A Danish study shows a spike in cases of depression in the weeks following the time change
In the night between Saturday and Sunday, remember to move the clocks back one hour. Your brain probably will do the same with the “hands” that regulate your mood. It appears that the transition from summer to winter may increase the risk of depression. To indicate this is a study published in the journal Epidemiology from the University of Aarhus, Copenhagen and Stanford.
The researchers examined the medical records relating to more than 185,000 people who have been diagnosed with depression between 1995 and 2012. The data show an increase of 8% of diagnoses in the month immediately following the winter time return. Peaking too pronounced to be the result of a coincidence, according to the coordinator of the Soren study D. Ostergaard. “We are relatively certain that the cause is precisely the transition from summer to winter time, and not, for example, the shorter days or bad weather. In fact – says the researcher – we have taken into account all these factors in our analyzes.” And although the study is focused on the most severe cases of depression diagnosed in psychiatric hospitals, Ostergaard does not mean that the time change has an effect even on less serious problems. “We believe that all forms of depression, from the most minor to the most serious, can be affected by the time change, and since depression is becoming more widespread – precise – an increase of 8% corresponds to a high number of cases.”
You may also like to read another article on Natural-Lotion: Stress at Work What are the Danger Signs ?

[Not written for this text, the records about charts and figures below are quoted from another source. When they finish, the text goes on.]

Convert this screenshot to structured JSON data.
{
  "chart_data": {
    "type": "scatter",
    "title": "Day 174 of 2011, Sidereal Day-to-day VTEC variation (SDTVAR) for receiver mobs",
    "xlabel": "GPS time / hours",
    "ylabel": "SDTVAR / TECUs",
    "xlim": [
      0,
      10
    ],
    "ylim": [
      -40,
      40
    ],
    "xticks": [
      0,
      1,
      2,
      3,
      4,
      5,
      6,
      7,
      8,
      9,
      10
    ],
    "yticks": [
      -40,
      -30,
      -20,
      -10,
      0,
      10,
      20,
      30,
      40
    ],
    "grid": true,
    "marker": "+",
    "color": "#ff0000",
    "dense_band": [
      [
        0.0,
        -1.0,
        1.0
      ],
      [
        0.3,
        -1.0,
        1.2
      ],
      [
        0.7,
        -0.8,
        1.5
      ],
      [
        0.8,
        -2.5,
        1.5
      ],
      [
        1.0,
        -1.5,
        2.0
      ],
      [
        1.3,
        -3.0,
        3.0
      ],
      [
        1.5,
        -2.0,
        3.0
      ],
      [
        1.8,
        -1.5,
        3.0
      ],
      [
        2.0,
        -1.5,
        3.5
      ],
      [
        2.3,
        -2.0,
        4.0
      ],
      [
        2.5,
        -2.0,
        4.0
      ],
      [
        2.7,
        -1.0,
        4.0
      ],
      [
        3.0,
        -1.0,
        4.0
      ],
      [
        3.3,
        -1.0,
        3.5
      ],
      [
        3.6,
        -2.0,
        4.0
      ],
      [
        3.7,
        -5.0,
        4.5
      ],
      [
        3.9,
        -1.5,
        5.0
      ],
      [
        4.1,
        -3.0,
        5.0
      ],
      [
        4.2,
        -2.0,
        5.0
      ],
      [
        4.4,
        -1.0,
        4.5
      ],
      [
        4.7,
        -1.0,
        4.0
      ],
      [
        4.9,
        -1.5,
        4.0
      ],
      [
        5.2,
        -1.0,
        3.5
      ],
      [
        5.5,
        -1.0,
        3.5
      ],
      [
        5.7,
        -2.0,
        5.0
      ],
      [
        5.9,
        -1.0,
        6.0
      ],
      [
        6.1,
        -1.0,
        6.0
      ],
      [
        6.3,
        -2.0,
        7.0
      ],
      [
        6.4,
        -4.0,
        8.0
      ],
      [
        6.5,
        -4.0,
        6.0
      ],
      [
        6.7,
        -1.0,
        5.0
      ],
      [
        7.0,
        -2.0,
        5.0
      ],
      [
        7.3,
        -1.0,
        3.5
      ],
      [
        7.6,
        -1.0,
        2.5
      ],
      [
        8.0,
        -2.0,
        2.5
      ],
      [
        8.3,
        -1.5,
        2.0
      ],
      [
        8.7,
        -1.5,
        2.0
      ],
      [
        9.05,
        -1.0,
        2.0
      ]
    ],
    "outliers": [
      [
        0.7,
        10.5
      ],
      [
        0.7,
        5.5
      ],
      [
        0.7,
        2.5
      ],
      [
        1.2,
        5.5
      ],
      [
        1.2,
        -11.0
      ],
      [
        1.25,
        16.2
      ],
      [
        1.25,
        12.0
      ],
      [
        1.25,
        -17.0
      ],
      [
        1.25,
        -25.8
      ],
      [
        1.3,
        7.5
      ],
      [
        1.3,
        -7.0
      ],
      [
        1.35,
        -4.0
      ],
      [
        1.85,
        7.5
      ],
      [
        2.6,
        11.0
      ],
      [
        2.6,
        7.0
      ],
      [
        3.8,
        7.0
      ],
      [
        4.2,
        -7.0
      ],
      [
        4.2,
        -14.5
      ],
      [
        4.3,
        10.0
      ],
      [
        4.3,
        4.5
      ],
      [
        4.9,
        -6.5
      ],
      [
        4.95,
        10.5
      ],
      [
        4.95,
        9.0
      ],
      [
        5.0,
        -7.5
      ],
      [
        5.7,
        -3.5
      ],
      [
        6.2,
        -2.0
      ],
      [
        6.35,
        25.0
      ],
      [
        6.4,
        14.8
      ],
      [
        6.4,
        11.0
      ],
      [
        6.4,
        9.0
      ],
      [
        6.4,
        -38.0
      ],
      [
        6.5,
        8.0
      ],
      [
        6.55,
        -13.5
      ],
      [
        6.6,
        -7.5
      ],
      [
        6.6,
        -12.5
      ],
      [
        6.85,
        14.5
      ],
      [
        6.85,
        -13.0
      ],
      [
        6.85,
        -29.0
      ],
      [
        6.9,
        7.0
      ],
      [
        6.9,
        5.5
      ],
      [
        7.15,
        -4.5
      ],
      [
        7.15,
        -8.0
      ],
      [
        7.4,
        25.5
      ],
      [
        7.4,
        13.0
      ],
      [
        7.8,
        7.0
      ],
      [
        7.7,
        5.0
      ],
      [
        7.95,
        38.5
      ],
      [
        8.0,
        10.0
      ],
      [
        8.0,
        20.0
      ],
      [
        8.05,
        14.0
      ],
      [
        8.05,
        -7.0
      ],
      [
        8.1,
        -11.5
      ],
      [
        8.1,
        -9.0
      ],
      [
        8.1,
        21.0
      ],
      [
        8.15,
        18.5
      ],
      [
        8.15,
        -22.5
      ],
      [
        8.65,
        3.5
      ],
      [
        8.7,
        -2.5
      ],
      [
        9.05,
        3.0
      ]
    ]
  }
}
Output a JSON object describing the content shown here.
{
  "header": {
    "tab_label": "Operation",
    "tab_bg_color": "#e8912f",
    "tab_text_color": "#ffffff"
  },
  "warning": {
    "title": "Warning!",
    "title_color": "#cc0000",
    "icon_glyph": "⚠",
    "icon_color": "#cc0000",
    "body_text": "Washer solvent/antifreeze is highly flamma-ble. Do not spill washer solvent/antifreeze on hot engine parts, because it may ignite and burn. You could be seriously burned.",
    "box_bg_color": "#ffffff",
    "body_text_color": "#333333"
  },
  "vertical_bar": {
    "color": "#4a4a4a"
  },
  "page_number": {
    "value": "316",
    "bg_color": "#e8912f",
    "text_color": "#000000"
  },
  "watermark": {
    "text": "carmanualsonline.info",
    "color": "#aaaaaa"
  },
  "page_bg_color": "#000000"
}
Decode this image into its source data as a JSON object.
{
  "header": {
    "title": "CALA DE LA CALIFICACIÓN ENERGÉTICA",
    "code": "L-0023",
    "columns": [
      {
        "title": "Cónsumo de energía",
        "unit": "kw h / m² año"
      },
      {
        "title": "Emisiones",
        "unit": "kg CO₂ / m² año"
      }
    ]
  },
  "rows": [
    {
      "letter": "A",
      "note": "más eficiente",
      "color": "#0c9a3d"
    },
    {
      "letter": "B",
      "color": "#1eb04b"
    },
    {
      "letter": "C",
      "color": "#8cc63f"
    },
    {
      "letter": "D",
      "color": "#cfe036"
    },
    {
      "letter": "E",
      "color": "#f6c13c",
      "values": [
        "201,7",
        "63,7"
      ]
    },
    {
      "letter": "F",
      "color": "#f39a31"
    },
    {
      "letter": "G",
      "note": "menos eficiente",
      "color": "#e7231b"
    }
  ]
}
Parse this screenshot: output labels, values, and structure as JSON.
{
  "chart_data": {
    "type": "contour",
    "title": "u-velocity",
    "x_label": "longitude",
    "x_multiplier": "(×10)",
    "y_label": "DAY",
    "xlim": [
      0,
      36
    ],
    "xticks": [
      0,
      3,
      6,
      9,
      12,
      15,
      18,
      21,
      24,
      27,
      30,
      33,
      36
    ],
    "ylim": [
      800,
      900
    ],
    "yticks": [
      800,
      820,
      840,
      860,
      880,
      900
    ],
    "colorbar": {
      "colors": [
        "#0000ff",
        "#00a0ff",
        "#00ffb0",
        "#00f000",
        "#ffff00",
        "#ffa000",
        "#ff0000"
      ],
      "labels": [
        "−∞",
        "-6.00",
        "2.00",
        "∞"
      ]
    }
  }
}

The study does not show the mechanism that links depression to return to winter time, but researchers have several hypotheses on the table: Pull back the hands of an hour, in fact, means “move” an hour of daylight from late afternoon (between 17 and 18) in the morning (between 7 and 8). “Probably – explains the researcher – we can benefit from less light that hour in the morning, because most of us at that time of day is in the shower, have breakfast, or is in the car or on the bus to go to school or work. When we get home in the late afternoon and we have some ‘free time, however, it’s already dark.”
“Besides the time change it is often associated with a negative psychological effect – concludes Ostergaard – because it marks the beginning of a long period of darkness and cold.”